In scripture, a covenant is very different from a contract. A covenant is often between groups where one is more powerful, and often originates with the more powerful of the two parties involved. This is certainly the case here. It is God who brings up the idea of a covenant with creation in v. 8: God is on the one side, and both humans and animals are on the other side. Although the humans and the animals are certainly in no position to bargain, God promises to never again destroy the earth by flood. As a reminder of this covenant, God creates the rainbow, which will be visible after rainfall. The idea of a covenant between God and people of Israel was very important to the Priestly redactors, who claimed that Israel’s abandonment of their covenant with God is what caused the exile to be inflicted upon them as punishment.

 

The word used in the Hebrew here is not “rainbow” but simply “bow,” which is normally a weapon of war and associated with warriors. Unlike a warrior god, God here is promising NOT to destroy or kill, and sets aside the weapon of destruction in the sky.

 

Notice that the rainbow is a sign to both parties of the promise, or covenant. Although it is not explicitly stated, humans may look on the rainbow and be assured that even the most violent storm is not a sign of a coming apocalypse. But the rainbow is explicitly described twice in vv. 15-16 as a reminder to God that God has been bound by a promise of God’s own choosing and making. Throughout scripture, we often hear language asking God “to remember” God’s promises or God’s chosen people, which implies that God can forget—an interesting idea at odds with the traditional belief of divine omniscience--that God knows everything. The priestly writers are constantly going to claim that Israel and her kings often “forget” who their God really is, getting seduced into idol worship and apostasy.
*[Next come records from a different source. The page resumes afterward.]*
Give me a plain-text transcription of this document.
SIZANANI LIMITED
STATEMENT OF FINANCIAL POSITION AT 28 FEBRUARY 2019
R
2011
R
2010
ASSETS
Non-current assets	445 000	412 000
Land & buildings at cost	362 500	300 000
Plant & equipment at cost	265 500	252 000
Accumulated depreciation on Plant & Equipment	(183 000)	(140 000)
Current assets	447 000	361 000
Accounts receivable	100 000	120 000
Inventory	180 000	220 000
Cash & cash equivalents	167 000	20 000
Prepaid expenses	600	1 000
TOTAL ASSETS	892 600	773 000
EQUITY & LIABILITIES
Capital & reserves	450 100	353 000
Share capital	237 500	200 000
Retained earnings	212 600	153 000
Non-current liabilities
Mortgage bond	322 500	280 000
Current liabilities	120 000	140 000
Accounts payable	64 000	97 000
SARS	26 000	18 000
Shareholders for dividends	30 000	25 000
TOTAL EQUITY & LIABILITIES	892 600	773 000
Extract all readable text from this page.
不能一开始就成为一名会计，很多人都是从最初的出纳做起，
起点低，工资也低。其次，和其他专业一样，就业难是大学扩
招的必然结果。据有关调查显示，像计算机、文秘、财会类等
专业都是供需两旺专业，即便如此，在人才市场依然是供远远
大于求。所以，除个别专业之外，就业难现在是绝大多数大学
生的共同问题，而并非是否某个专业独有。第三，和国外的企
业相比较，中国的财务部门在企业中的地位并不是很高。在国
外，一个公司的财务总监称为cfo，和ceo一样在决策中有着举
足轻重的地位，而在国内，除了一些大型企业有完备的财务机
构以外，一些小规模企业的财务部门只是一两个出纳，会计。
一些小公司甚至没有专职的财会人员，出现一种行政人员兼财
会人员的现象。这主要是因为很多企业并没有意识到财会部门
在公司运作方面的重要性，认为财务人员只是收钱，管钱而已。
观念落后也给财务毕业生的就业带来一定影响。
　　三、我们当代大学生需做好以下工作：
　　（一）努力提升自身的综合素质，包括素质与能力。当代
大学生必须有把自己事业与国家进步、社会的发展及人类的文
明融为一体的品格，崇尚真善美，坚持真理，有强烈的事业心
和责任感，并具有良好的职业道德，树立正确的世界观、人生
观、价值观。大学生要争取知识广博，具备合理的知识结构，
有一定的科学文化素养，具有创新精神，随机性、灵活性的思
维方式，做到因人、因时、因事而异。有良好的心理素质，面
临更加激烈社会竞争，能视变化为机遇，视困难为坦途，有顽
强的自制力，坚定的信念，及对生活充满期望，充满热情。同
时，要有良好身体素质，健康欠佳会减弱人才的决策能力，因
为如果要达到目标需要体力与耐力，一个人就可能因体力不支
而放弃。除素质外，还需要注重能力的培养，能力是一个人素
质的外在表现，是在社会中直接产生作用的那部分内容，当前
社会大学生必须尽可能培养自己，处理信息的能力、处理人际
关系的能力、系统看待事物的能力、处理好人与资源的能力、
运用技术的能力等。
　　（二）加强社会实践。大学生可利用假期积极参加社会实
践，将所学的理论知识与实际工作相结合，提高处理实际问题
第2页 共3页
The story we read here makes the inverse claim—that God can forget God’s own promises unless reminded.

 

Please notice that the covenant is not just between God and Noah and his sons, but between God and all creatures on earth for all generations. This is not a covenant that will die when Noah and his sons die, and the promise is not just to humans but to all of creation, which has profound implications for those of us who are “tree-huggers.”

 

God promises here to never again make any species extinct or nearly so. Sadly, humans can’t make the same claim. Perhaps this story could even be read as reminding us, in a time of global warming and mass extinctions, that humans should not blithely do what God Godself has foresworn, and instead remind us that we are ordained as caretakers for the earth and all its creatures. Now that would be a Lenten fast worth starting.